Let p,q be chosen one by one from the set `{1, sqrt(2),sqrt(3), 2, e, pi}` with replacement. Now a circle is drawn taking (p,q) as its centre. Then the probability that at the most two rational points exist on the circle is (rational points are those points whose both the coordinates are rational)

To solve the problem, we need to determine the probability that at most two rational points exist on a circle centered at (p, q), where p and q are chosen from the set {1, √2, √3, 2, e, π}. ### Step-by-Step Solution: 1. **Identify Rational and Irrational Points:** The set contains the following elements: - Rational numbers: 1, 2 - Irrational numbers: √2, √3, e, π Therefore, there are 2 rational numbers and 4 irrational numbers in the set. 2. **Total Choices for (p, q):** Since p and q are chosen with replacement from a set of 6 elements, the total number of pairs (p, q) is: \[ 6 \times 6 = 36 \] 3. **Count Cases for Rational Points:** The equation of a circle centered at (p, q) is: \[ (x - p)^2 + (y - q)^2 = r^2 \] For rational points (x, y), both x and y must be rational. The possible cases for the number of rational points on the circle are: - Case 0: No rational points - Case 1: One rational point - Case 2: Two rational points 4. **Case Analysis:** - **Case 0 (No rational points):** This occurs when both p and q are irrational. The number of ways to choose p and q from the irrational numbers is: \[ 4 \times 4 = 16 \] - **Case 1 (One rational point):** This occurs when either p or q is rational, and the other is irrational. The number of ways to choose: - p rational and q irrational: \(2 \times 4 = 8\) - p irrational and q rational: \(4 \times 2 = 8\) Total for Case 1: \[ 8 + 8 = 16 \] - **Case 2 (Two rational points):** This occurs when both p and q are rational.
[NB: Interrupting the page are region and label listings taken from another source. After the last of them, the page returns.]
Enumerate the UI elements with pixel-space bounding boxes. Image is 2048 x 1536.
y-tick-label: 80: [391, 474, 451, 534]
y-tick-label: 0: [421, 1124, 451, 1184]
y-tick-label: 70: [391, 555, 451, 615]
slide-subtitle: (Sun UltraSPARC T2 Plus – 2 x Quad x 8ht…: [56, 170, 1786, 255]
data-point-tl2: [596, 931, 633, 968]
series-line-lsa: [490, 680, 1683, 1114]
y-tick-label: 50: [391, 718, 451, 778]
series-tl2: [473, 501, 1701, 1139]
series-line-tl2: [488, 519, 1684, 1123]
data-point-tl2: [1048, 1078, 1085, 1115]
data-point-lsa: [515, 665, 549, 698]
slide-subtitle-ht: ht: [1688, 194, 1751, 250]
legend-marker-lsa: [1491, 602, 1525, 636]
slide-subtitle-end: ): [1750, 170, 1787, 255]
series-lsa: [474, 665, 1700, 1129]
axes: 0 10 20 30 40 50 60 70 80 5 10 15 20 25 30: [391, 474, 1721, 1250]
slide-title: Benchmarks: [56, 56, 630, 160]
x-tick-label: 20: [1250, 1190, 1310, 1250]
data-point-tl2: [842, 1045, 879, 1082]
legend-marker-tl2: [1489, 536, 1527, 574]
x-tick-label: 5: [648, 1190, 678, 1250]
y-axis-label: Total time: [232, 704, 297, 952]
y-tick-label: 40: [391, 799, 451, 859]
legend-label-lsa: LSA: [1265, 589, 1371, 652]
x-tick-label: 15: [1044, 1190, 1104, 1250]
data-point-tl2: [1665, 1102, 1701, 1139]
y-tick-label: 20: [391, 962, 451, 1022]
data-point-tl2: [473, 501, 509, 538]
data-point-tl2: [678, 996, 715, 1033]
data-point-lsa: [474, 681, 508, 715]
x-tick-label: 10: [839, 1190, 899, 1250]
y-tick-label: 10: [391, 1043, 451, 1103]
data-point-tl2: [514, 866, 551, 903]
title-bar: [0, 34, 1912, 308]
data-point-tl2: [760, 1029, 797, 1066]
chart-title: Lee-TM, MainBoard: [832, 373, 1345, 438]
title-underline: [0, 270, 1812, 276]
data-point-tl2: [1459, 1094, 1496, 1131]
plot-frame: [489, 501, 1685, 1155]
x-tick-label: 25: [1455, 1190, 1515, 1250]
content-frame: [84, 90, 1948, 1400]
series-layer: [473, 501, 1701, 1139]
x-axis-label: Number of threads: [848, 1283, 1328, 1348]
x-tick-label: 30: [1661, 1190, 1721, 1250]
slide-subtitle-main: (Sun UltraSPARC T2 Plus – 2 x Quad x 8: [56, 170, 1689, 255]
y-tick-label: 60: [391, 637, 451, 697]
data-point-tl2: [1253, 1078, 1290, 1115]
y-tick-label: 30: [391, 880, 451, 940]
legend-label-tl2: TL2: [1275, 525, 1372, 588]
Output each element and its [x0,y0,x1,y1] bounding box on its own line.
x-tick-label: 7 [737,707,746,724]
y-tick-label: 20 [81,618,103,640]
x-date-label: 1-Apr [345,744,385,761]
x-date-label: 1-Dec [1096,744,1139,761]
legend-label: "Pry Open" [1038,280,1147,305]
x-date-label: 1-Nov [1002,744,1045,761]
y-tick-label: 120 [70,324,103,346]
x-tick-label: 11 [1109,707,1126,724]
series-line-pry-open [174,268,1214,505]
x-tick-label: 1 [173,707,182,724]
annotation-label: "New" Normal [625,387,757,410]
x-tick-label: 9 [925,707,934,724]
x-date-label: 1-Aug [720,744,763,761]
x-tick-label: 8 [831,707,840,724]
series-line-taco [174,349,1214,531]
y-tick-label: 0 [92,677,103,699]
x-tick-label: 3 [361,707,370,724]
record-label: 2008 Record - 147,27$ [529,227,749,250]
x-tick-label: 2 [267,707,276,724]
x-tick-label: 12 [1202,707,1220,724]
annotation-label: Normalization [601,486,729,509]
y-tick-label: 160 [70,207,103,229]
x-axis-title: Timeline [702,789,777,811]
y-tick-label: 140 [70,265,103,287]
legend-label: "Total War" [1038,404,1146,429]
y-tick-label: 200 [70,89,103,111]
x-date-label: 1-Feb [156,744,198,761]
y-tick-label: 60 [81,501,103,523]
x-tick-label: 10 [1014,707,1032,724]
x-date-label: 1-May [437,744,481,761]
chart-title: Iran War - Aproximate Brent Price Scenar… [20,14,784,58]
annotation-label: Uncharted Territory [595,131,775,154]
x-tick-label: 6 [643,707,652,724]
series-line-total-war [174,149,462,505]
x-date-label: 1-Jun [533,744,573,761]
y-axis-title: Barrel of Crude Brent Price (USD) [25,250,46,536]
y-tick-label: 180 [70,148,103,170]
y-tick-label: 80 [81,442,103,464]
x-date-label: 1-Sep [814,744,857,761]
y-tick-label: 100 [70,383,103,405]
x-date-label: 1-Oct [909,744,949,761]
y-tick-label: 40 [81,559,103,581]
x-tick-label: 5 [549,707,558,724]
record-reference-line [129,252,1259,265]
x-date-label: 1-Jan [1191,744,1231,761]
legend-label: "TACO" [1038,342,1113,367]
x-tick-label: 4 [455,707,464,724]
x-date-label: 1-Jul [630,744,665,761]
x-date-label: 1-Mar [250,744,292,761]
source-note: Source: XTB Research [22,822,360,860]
The number of ways to choose p and q from the rational numbers is: \[ 2 \times 2 = 4 \] 5. **Total Favorable Outcomes:** The total number of favorable outcomes for having at most two rational points is: \[ 16 \text{ (Case 0)} + 16 \text{ (Case 1)} + 4 \text{ (Case 2)} = 36 \] 6. **Calculate Probability:** The probability that at most two rational points exist on the circle is given by the ratio of favorable outcomes to total outcomes: \[ P(\text{at most 2 rational points}) = \frac{36}{36} = 1 \] ### Final Answer: The probability that at most two rational points exist on the circle is \(1\).